According to testimonies from detainees’ families, when they are allowed to visit, there are glass barriers between families and detainees, which is illegal according to prison law. Brotherhood deputy supreme guide Khairat El-Shater’s daughter recently filed a lawsuit against authorities to remove the glass barrier; the court decided to postpone the hearing to April.
Egyptian Coordination for rights and freedoms published statements Monday on its official Facebook page documenting information about violations against detainees inside Al-Aqrab prison. The statements focused on how some detainees’ appearance were affected due to malnutrition by posting before and after photos of each detainee the group had documented.

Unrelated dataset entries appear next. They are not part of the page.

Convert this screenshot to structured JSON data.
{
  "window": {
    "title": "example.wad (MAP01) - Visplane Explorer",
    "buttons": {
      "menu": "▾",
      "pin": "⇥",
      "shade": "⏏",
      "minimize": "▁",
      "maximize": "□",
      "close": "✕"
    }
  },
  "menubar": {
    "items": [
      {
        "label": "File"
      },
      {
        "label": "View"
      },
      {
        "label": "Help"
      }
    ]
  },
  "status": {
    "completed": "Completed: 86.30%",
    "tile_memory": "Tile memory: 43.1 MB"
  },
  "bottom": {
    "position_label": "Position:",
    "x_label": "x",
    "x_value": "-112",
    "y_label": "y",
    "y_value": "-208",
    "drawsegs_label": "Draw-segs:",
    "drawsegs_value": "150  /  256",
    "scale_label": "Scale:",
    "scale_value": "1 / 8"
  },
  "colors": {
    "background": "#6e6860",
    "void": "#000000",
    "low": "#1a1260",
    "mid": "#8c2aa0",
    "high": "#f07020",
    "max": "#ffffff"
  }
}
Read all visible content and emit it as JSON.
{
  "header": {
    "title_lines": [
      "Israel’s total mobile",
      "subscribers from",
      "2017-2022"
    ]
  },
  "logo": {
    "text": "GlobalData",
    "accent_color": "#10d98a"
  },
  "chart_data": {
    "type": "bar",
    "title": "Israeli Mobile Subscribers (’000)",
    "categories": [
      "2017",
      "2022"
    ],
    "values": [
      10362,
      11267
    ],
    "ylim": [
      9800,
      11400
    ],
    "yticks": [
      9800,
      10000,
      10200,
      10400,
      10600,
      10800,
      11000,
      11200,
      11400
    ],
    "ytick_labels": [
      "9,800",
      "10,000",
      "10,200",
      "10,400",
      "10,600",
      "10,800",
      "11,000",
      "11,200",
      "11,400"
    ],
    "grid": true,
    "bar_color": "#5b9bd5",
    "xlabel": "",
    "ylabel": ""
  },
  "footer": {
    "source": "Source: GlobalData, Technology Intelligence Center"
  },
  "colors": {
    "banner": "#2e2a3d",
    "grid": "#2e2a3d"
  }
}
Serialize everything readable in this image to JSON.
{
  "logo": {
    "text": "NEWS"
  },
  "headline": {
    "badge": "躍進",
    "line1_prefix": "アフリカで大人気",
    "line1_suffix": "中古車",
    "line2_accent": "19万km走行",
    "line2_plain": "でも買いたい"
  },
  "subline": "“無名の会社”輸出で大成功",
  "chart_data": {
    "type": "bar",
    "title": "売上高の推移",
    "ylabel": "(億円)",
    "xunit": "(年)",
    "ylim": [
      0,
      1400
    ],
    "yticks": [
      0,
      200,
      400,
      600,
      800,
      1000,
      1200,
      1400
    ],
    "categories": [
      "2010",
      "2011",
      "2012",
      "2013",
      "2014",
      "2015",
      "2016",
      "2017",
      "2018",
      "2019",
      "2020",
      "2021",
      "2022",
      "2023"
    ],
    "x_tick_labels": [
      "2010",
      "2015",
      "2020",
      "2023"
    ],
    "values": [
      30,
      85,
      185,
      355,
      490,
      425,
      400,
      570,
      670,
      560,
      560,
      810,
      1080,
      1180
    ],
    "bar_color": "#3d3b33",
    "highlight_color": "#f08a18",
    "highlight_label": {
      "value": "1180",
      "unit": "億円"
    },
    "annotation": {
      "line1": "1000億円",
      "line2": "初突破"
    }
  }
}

Last week, dozens of family members gathered in front of the Press Syndicate to protest the treatment of the prisoners, demanding that the ministry allow winter clothing and visits. The relatives at the protest, which was organised by the Association of Relatives of the Al-Aqrab Prison Detainees, held up photos of the detainees and related stories of alleged violations.
In a related incident, 16 local NGOs including the state-backed National Centre for Human Rights, demanded the establishment of a “independent investigation team to examine the conditions of the prisoners in Al-Aqrab.
Al-Aqrab Prison was built in 1993 under the reign of notorious former minister of interior Habib Al-Adly and hosted many political prisoners and high-profile inmates accused of being involved in terrorist activities. It continued to be used to host defendants accused of violence and terrorism.